Berkat perlawanan Kemal Pasha akhirnya banyak gerakan-gerakan lain yang muncul atas inisiasi rakyat untuk menggempur dan mengusir Sekutu dari wilayah Turki. Kemal menghimpun dan menyuruh rakyat untuk melawan pendudukan. Pada Juni 1919 ia dan teman-teman dekatnya mengeluarkan Deklarasi Amasya yang menyatakan wewenang Istanbul tidak sah. Perintah Istanbul dari Mehmed VI untuk menghukum mati Kemal karena memberontak datang terlambat. Sebuah parlemen baru, Dewan Agung Nasional, sebuah pemerintahan darurat berhasil dibentuk di Ankara pada April 1920. Akhirnya pasukan yang dipimpin oleh Kemal dan dibantu oleh gerakan-gerakan rakyat berhasil mengusir Sekutu dari Turki. Turki merdeka dan menjadi negara baru. Pada 20 April 1924, Turki resmi menjadi negara republik. Sebelumnya, pada 29 Oktober 1923, Turki secara resmi meninggalkan sistem monarki warisan Kesultanan Ottoman dan melantik Mustafa Kemal sebagai presiden pertama.

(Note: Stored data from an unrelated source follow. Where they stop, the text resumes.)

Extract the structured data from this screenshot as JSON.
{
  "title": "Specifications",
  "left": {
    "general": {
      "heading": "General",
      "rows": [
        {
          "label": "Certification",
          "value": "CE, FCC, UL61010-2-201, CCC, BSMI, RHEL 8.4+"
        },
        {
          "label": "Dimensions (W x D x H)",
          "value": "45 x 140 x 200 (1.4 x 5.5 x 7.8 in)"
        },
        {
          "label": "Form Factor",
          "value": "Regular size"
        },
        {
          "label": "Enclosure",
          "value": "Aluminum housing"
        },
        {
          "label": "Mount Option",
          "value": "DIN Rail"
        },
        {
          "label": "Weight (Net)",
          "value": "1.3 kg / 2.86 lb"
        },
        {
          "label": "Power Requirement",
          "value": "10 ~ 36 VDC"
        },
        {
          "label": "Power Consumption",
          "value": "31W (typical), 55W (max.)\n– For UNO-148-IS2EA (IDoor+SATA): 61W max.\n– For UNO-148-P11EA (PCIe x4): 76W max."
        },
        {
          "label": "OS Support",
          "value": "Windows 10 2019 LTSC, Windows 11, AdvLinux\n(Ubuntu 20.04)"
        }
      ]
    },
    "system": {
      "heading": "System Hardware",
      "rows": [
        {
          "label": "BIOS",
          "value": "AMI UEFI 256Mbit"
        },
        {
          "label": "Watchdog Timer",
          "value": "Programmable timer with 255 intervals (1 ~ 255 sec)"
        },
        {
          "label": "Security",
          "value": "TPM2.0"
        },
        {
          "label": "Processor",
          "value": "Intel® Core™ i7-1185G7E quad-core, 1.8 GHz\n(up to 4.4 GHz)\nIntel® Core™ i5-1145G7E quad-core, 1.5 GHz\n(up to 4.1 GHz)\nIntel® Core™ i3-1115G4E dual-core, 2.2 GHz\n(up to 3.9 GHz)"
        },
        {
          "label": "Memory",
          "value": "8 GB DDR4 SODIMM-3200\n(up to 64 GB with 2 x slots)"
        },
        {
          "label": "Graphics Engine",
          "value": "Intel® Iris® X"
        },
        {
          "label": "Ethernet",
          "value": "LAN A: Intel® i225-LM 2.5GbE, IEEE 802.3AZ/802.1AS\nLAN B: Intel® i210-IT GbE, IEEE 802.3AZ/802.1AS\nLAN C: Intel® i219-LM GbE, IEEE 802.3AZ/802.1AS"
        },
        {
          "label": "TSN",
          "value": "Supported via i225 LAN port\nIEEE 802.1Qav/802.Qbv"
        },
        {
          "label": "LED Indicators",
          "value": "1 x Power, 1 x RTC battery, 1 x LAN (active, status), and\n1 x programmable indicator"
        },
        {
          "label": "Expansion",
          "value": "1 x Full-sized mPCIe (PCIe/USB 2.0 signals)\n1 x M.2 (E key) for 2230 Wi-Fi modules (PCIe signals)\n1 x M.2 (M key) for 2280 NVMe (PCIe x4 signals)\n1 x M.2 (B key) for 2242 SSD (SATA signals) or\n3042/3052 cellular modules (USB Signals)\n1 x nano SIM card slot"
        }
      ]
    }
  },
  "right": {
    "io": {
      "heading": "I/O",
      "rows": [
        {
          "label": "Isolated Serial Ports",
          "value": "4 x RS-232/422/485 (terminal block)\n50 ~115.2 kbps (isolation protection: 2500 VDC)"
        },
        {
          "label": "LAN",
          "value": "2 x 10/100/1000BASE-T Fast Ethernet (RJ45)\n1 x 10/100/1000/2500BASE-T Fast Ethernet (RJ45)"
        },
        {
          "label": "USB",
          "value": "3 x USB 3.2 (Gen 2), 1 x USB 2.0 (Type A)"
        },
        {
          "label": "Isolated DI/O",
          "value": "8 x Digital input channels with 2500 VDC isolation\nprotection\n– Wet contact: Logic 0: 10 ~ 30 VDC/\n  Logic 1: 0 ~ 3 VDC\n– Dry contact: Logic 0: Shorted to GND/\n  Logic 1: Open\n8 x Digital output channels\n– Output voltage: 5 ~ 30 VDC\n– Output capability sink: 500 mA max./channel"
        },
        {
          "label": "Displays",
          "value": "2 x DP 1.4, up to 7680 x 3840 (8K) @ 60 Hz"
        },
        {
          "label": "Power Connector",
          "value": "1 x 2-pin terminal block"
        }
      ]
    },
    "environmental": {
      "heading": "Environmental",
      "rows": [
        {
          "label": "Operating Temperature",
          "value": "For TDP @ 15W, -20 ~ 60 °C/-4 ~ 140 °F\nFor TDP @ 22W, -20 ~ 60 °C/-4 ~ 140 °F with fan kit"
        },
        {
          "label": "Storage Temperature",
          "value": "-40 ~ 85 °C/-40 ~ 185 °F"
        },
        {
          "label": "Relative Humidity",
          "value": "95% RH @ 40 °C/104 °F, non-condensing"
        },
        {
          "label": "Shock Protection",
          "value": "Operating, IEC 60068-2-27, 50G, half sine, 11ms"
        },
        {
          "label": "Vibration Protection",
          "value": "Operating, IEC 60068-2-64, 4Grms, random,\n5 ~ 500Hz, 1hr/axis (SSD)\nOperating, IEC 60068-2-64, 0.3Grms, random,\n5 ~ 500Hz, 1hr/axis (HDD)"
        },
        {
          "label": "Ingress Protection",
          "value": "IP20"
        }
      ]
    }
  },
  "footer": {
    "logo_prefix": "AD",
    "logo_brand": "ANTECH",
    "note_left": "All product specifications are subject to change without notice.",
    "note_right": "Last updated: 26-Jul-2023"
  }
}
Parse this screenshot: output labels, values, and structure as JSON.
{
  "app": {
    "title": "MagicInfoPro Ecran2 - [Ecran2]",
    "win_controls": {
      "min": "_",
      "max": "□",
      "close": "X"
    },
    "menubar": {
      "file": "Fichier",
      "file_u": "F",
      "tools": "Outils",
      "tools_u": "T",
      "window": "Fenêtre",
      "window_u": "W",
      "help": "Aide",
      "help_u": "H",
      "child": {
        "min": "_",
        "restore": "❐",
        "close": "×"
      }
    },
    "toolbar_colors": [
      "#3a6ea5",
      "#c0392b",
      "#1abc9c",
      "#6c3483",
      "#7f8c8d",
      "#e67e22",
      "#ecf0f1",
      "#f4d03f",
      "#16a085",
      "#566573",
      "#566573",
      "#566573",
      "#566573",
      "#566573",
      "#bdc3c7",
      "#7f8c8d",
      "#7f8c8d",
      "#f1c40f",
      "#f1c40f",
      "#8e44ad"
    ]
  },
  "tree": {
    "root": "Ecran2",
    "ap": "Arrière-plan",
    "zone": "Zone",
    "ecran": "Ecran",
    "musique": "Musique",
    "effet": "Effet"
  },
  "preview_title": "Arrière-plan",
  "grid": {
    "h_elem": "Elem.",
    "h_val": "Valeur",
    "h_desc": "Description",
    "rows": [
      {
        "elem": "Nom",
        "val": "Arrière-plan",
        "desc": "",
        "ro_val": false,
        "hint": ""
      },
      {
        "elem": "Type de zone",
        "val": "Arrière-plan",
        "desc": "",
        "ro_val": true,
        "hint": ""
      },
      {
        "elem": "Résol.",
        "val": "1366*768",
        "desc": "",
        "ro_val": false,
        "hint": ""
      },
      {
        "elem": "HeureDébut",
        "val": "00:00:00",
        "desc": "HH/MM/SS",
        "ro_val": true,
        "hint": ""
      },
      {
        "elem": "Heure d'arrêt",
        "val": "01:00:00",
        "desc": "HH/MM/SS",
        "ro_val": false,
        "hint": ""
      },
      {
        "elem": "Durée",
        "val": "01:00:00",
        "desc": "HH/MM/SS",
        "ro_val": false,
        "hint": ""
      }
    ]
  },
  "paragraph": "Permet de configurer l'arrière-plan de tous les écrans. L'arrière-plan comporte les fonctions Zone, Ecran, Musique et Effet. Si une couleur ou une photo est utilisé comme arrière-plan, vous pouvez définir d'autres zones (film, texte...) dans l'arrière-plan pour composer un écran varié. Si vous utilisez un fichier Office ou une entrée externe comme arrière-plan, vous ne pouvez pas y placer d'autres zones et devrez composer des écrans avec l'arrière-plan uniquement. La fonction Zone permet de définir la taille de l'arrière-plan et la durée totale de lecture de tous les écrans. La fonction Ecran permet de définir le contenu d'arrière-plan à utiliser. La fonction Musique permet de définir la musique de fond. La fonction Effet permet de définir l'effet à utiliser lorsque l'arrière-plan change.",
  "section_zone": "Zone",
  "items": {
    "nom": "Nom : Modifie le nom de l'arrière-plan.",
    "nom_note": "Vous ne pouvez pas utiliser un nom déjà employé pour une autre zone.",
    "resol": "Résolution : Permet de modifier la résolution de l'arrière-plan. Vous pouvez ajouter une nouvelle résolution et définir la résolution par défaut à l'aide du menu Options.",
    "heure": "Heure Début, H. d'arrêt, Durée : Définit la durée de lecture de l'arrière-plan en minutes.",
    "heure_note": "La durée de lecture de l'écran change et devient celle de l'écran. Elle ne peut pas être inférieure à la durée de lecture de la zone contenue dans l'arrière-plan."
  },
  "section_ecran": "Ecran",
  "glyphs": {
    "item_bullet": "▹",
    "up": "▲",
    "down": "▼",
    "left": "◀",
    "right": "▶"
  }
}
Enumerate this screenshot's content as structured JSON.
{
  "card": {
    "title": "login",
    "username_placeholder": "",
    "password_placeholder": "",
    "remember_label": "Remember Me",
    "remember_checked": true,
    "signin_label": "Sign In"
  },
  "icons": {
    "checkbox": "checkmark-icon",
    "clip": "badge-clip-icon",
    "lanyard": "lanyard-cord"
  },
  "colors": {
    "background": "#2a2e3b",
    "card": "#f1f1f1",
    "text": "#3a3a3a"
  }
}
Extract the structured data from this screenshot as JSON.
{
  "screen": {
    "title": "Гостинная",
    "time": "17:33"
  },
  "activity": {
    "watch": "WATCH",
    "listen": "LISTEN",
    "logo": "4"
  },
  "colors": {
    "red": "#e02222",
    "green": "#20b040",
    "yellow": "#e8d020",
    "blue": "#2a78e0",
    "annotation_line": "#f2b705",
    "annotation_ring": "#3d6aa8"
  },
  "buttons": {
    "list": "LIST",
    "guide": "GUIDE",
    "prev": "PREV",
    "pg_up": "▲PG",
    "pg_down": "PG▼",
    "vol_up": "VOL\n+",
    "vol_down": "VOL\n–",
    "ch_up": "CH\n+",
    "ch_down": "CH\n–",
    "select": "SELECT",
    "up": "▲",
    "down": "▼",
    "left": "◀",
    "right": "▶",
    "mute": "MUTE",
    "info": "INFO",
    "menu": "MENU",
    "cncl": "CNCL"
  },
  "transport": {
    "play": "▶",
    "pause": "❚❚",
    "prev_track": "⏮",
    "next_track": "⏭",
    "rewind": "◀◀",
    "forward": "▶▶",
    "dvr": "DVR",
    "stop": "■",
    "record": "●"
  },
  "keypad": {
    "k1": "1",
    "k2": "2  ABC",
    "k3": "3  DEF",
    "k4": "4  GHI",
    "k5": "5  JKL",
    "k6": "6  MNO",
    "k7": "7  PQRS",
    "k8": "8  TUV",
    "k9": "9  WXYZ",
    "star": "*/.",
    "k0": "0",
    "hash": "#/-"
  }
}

Semangat perang tanpa kenal menyerah semacam inilah yang semestinya kita kobarkan pada bangsa kita saat ini. Seandainya Kemal Pasha menuruti perintah Mehmed VI untuk menyerah pada sekutu maka bangsa Turki akan menjadi bangsa pecundang. Untunglah Kemal Pasha menolak untuk menyerah dan terus melawan bersama rakyat Turki lain yang tidak mau menyerah pada Sekutu. Itulah sebabnya Mustafa Kemal Pasha dijadikan pahlawan kemerdekaan Turki yang sangat diagungkan dan dimuliakan oleh rakyat Turki.
Jadi jika ada orang atau kelompok yang justru menyerukan agar Presiden Indonesia menyerah dalam peperangan melawan pandemi ini maka sesungguhnya mereka adalah para penjahat dan pengkhianat perang yang patut ditindak dan diadili. Jangan bersikap toleran pada para pengkhianat di masa perang semacam ini.